PAUL JENKINS PRÉSENTE HELLBLAZER VOL.1
Hellblazer #89-107 – Etats-Unis – 1995/1996
Genre : Fantastique, Horreur
Scénariste : Paul Jenkins
Illustrateur : Sean Phillips
Éditeur : Urban
Pages : 512 pages
Date de Sortie : 25 novembre 2022
LE PITCH
Dans les contrées sauvages de l’Australie, John Constantine est sur le point d’effectuer son premier voyage dans le Tjukurrtjanu, le « temps du rêve invisible » qui permet de relier tous les points du temps et de l’espace dans l’univers en perpétuel mouvement. Il a pour objectif d’entrer en contact avec « Le Serpent Arc en ciel », un dieu aborigène, mais ce dernier n’essaierait-il pas de le faire chanter ?
Les péchés du père
Retour en arrière dans la collection Hellblazer d’Urban Comics avec le premier volume de l’intégrale consacrée au travail du scénariste Paul Jenkins sur la cultissime série de Vertigo. Accompagné de l’excellent, mais encore peu connu, Sean Phillips, il tente de faire remonter la pente à un John Constantine éreinté par la prestation historique de Garth Ennis.

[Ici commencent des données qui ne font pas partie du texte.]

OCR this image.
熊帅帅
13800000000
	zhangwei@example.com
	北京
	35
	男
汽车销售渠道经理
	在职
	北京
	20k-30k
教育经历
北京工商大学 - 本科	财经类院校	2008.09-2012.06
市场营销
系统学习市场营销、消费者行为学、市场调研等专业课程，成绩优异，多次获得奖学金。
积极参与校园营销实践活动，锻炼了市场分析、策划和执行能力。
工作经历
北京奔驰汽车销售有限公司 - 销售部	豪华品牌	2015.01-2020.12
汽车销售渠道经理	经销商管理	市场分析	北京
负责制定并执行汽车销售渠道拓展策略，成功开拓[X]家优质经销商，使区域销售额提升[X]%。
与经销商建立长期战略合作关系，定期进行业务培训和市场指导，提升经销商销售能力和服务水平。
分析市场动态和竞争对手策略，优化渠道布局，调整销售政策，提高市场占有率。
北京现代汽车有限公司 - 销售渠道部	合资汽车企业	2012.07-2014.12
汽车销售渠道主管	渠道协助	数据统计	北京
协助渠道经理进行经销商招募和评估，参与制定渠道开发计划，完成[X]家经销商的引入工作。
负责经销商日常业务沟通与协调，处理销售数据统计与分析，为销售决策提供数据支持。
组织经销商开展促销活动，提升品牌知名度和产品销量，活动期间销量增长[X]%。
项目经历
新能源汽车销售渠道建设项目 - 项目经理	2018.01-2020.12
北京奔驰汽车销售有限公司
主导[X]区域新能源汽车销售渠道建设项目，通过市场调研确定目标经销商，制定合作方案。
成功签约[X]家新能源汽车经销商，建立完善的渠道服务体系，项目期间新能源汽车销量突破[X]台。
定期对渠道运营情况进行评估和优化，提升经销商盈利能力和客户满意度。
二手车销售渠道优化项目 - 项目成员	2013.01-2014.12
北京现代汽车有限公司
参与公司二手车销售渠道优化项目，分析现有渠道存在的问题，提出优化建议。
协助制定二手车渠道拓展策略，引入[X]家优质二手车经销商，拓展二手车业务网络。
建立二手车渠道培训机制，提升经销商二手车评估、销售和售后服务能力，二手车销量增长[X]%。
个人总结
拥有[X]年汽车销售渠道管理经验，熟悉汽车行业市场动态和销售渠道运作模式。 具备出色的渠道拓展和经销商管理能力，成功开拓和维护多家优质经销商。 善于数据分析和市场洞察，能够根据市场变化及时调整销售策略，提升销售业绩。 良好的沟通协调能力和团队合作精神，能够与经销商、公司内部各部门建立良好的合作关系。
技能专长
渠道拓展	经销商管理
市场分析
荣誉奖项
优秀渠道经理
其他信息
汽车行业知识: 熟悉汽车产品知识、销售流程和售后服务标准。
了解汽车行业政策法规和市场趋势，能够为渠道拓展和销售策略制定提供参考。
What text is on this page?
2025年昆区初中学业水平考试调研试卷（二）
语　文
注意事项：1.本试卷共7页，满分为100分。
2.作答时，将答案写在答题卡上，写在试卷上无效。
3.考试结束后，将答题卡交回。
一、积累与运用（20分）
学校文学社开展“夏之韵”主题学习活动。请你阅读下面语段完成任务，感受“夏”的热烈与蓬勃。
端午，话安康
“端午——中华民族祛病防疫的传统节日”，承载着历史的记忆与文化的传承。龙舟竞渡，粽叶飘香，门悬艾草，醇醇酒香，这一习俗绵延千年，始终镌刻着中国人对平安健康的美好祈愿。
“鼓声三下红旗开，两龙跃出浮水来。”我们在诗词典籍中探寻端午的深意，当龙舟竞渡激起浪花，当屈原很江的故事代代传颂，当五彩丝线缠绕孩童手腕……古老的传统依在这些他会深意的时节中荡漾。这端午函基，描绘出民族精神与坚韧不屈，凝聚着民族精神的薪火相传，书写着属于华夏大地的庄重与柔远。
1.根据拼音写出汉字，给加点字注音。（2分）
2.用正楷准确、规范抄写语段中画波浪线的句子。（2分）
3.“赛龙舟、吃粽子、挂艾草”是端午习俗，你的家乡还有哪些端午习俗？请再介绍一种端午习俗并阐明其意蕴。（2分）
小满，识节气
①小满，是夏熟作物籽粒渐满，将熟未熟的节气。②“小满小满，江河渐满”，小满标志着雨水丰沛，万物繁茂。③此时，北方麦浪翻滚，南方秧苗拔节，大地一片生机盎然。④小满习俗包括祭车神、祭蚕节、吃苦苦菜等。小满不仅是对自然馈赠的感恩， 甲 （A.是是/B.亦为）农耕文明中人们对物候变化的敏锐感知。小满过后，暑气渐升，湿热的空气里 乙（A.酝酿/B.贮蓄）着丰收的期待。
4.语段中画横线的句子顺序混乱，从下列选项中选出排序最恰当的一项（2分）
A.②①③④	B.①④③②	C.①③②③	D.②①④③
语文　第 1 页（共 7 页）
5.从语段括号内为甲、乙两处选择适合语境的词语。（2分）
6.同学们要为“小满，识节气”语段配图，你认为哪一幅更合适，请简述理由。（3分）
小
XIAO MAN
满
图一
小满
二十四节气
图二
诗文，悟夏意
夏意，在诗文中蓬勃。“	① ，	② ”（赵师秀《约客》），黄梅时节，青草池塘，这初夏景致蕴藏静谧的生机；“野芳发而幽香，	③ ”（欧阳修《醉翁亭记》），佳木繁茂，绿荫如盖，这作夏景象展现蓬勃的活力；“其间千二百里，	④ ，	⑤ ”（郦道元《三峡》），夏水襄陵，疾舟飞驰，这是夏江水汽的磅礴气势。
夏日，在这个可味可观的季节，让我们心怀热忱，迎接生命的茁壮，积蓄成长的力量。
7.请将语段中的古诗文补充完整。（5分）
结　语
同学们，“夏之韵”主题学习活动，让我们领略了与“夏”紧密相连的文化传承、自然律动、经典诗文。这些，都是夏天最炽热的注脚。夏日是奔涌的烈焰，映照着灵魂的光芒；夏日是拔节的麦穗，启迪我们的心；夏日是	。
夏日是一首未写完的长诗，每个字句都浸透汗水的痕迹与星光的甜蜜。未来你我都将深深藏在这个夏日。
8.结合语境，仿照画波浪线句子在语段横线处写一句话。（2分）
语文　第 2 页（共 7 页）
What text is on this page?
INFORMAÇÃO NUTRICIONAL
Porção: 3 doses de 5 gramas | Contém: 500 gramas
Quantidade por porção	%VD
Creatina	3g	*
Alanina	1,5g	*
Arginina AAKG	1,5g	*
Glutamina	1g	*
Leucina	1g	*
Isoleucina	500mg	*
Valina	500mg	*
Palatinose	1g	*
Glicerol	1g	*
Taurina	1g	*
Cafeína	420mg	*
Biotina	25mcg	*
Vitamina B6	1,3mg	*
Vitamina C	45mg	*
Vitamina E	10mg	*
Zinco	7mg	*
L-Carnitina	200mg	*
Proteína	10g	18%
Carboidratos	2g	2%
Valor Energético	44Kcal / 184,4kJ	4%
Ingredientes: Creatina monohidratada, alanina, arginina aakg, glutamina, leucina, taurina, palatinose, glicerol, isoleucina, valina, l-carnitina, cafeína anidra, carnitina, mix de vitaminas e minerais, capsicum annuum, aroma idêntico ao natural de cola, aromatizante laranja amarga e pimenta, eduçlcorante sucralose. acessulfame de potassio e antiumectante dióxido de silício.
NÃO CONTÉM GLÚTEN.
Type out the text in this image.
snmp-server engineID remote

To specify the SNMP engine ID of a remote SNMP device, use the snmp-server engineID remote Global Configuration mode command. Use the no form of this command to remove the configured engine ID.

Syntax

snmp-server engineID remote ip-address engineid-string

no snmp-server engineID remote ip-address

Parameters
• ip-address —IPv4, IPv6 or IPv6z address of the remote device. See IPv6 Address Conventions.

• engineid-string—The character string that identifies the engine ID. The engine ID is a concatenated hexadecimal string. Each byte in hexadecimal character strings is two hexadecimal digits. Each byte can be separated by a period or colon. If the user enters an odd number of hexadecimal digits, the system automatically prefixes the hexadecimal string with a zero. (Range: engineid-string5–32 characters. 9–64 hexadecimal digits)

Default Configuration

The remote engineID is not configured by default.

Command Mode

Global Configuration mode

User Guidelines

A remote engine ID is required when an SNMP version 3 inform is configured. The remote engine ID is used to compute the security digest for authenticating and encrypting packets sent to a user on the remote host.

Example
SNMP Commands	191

Dire que Garth Ennis avait largement secoué l’univers maléfique du plus séduisant des salopards britishs tout au long de son incontournable run tient effectivement de l’euphémisme : cancer carabiné des poumons, pacte avec le démon, diverses menaces familiales, renversement des pouvoirs en enfer… L’auteur était venu pour jouer, imprégner le titre de son irrévérence irlandaise et il n’y est pas allé de main morte. Après le bref retour de Jamie Delano et le passage éclair d’Eddie Campbell, c’est finalement au jeune auteur Paul Jenkins qu’échoie la lourde tache de reconstruire le personnage, le stabiliser pour le faire repartir de nouveaux sur les rails. Ancien éditeur, le monsieur signe là son premier vrai travail d’auteur mais montre d’emblée une écriture beaucoup plus littéraire et romanesque que la moyenne. Sa description de la banlieue anglaise, des rues londoniennes ou des campagnes vallonnées, se teinte ainsi d’une poésie légèrement lyrique où se croise moins les créatures voraces et brutales d’autrefois, que des fantômes mélancoliques, des esprits perdus, des cités hors du temps, des anges damnés insufflant leurs paroles aux poètes d’autrefois.
Jeunes esprits
C’est pourtant du côté de l’Australie et des croyances aborigènes qu’il va chercher l’apaisement en premier lieu, s’engouffrant dans le monde du rêve pour redonner du mordant à Constantine, embrassant autant le potentiel mystique de ses hôtes que se moquant outrageusement de la déité primaire et surtout des colons locaux, bouseux racistes et violents.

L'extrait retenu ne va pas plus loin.